NHS Scotland climate emergency and sustainability strategy: 2022-26, which was published last week, plans to reduce emissions from medical inhaler propellants (MDIs) by 70% in the next six years, owing to their environmental impact.

However, Martina Chukwuma-Ezike, chief executive of Asthma and Allergy Foundation, said that ‘the Scottish Government should hang its head in shame for even thinking about this’ over the ‘appalling’ plan, adding the strategy was ‘playing with people’s lives’.

If people end up going to hospital because of inadequate asthma treatment, this will lead to a bigger carbon footprint than if MDIs were prescribed, she argued.

She said: ‘I have asthma and I have an inhaler that works. If they take that away from me, I will be admitted to hospital almost every week.
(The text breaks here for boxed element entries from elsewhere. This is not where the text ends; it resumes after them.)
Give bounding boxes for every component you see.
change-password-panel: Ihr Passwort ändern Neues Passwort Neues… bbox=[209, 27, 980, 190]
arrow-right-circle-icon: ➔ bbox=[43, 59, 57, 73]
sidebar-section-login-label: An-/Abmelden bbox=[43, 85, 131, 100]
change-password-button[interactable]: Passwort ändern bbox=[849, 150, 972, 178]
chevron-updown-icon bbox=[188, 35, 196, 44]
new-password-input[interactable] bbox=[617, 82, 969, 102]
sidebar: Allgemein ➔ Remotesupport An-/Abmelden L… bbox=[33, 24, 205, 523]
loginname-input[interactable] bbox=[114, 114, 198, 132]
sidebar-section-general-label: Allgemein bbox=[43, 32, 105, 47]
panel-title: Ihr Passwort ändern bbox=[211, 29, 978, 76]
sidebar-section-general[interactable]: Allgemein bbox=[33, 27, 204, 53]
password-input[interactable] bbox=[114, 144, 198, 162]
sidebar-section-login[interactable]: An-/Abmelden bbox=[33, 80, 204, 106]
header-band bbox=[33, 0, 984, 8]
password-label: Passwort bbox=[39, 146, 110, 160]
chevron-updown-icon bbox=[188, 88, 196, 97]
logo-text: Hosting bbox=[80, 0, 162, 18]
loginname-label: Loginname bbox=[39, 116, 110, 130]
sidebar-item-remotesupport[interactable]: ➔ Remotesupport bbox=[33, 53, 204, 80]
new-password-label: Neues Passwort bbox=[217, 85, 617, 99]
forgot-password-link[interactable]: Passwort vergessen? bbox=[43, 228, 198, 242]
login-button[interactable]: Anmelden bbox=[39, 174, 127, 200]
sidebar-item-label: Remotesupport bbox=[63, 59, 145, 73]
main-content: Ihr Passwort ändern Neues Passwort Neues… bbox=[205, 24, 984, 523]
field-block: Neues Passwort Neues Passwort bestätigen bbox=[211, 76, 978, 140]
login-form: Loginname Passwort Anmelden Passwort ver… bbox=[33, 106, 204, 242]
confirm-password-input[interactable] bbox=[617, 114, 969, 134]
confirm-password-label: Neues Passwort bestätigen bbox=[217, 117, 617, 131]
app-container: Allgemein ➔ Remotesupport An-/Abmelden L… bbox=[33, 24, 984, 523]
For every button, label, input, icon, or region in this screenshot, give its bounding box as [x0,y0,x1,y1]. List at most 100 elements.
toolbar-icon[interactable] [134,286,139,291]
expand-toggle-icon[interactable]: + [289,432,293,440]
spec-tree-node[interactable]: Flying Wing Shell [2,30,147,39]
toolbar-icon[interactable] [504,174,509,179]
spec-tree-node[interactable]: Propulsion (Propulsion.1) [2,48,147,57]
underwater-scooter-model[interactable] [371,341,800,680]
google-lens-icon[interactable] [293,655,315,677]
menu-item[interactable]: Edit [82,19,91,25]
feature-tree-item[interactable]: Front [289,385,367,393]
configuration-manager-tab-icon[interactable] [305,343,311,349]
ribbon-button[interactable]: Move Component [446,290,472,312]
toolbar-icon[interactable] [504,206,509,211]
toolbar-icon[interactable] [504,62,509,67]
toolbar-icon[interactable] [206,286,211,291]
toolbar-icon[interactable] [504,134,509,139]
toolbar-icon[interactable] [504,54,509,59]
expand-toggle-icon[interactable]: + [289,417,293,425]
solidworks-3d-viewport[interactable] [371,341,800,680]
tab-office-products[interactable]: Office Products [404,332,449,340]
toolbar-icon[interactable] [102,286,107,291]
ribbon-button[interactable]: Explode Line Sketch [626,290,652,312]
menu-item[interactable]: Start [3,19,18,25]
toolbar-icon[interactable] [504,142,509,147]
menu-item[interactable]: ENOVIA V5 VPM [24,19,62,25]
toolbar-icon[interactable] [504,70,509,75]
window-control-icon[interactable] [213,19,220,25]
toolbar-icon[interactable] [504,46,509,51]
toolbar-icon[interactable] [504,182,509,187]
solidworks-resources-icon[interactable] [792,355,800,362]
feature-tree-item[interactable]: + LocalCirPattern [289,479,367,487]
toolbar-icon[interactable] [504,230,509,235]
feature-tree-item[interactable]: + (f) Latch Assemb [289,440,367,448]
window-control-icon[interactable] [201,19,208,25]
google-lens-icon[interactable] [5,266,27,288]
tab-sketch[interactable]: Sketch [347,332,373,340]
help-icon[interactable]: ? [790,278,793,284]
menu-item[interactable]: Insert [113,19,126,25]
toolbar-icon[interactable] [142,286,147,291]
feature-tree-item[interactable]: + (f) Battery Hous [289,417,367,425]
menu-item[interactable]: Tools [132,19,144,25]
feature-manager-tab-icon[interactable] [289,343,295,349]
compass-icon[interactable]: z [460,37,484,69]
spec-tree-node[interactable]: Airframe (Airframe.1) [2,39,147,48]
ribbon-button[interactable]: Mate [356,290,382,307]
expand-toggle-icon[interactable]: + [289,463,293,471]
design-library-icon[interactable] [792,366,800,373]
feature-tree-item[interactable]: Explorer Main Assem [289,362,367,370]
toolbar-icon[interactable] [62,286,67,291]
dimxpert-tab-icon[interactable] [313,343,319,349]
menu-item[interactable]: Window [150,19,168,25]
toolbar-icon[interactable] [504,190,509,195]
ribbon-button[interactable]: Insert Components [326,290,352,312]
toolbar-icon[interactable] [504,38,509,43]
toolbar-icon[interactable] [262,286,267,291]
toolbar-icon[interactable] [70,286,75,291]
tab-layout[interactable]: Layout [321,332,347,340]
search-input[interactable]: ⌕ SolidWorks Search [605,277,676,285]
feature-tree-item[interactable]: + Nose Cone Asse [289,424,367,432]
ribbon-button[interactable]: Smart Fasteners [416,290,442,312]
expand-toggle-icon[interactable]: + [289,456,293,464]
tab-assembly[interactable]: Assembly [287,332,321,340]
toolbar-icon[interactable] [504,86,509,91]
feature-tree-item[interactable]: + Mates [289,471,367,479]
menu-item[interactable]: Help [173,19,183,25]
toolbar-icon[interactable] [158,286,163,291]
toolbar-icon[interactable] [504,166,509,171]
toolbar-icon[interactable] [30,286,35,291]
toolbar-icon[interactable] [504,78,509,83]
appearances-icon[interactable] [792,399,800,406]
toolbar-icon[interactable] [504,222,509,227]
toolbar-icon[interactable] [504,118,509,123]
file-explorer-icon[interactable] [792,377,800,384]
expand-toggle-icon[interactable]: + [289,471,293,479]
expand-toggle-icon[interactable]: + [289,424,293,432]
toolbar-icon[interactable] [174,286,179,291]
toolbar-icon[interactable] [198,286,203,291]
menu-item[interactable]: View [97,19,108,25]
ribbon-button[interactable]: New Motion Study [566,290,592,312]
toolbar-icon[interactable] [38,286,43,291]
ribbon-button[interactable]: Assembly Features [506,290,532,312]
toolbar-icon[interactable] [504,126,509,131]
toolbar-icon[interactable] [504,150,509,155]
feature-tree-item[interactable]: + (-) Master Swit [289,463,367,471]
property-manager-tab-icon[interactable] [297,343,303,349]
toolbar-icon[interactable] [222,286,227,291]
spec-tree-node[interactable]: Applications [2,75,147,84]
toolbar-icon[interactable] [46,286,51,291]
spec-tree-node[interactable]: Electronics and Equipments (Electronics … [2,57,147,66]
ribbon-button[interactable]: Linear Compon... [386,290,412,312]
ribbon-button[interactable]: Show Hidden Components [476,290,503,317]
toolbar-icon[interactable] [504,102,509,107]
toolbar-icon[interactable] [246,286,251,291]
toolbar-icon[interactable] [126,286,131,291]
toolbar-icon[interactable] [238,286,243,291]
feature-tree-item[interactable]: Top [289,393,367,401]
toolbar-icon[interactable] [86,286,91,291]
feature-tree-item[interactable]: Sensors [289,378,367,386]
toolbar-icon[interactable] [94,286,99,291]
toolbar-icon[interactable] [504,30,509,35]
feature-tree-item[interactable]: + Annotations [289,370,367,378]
Even the cost of one admission will cost them more in terms of carbon emissions than if I used 20 inhalers in a year.’

Ms Chukwuma-Ezike was also doubtful that patients will only be switched following clinical review, raising concerns they will be pushed into switching.

Responding to the concerns, a Scottish Government spokesperson said: ‘New guidance will improve the way people control their asthma symptoms, meaning they are less reliant on reliever inhalers which contribute to higher carbon emissions.

‘Patients will be supported to switch to more environmentally friendly inhalers based on independent clinical judgement.’

And speaking at Pulse Live earlier in July, an event run by The Pharmacist sister publication Pulse, Professor Omar Usmani, professor of respiratory medicine at the National Heart and Lung Institute, warned healthcare professionals needed to take an individualised approach rather than striving to hit a target around green inhaler prescriptions.

He warned: ‘My fear is we’re going to get blanket switching without patients being seen, which will inevitably lead to worsening of asthma control and COPD control.’

Greener inhaler strategy

The strategy said that about 4.5m MDIs were dispensed in Scotland in 2020/21 for asthma and chronic obstructive pulmonary disease (COPD).

They accounted for more harmful emissions than the combined output from the entire NHS Scotland fleet of vehicles and waste disposal services, said the report.  This is because the propellants used in MDIs are powerful greenhouse gases.

Reducing emissions from MDIs was ‘essential to achieving our net-zero goals’, the strategy said, and was ‘an area where rapid reductions in emissions are achievable’.

The UK has a high proportion of MDI use (70%) compared with the rest of Europe (< 50%) and Scandinavia (10–30%).

This could be changed by switching patients from MDIs to dry powder inhalers (DPIs), which do not use propellant and so have a far lower carbon impact.

The strategy said that DPIs were suitable for many, though not all, patients – and that changes in prescribing practices would be instrumental in reducing emissions.

Changes could include regular reviews of patients who use MDIs and, as part of the review, considering a switch to DPIs. Then, where it is clinically appropriate, patients would be supported to switch to propellant-free options, it said.

The strategy pointed out that the existing British Guideline on the Management of Asthma supports this approach.

It states: ‘Prescribers, pharmacists and patients should be aware that there are significant differences in the global-warming potential of different MDIs and that inhalers with low global-warming potential should be used when they are likely to be equally effective.

‘Where there is no alternative to MDIs, lower volume HFA134a inhalers should be used in preference to large volume or HFA227ea inhalers.’

The Scottish Government said it will publish an updated Scottish Quality Respiratory Prescribing guide to help bring about changes in prescribing practices so that MDIs are only used where they are clinically necessary.

And, as there is a lack of awareness among both clinicians and the general public about how much MDIs contribute to the climate crisis, an awareness raising campaign is planned.

Health Boards in the north of Scotland are developing proposals for a pilot scheme which would capture the residual propellant and ensure its reuse.

In addition, pharmaceutical companies are working to develop low emissions propellant for MDIs.

In launching the new strategy, Scottish health secretary Humza Yousaf said that NHS Scotland is aiming to become a net-zero health service by 2040.

‘This will require unprecedented change in how we work,’ he said.

In February, a UK study showed switching an asthma patient from a metered dose to a dry powder inhaler significantly reduces their carbon footprint without loss of asthma control.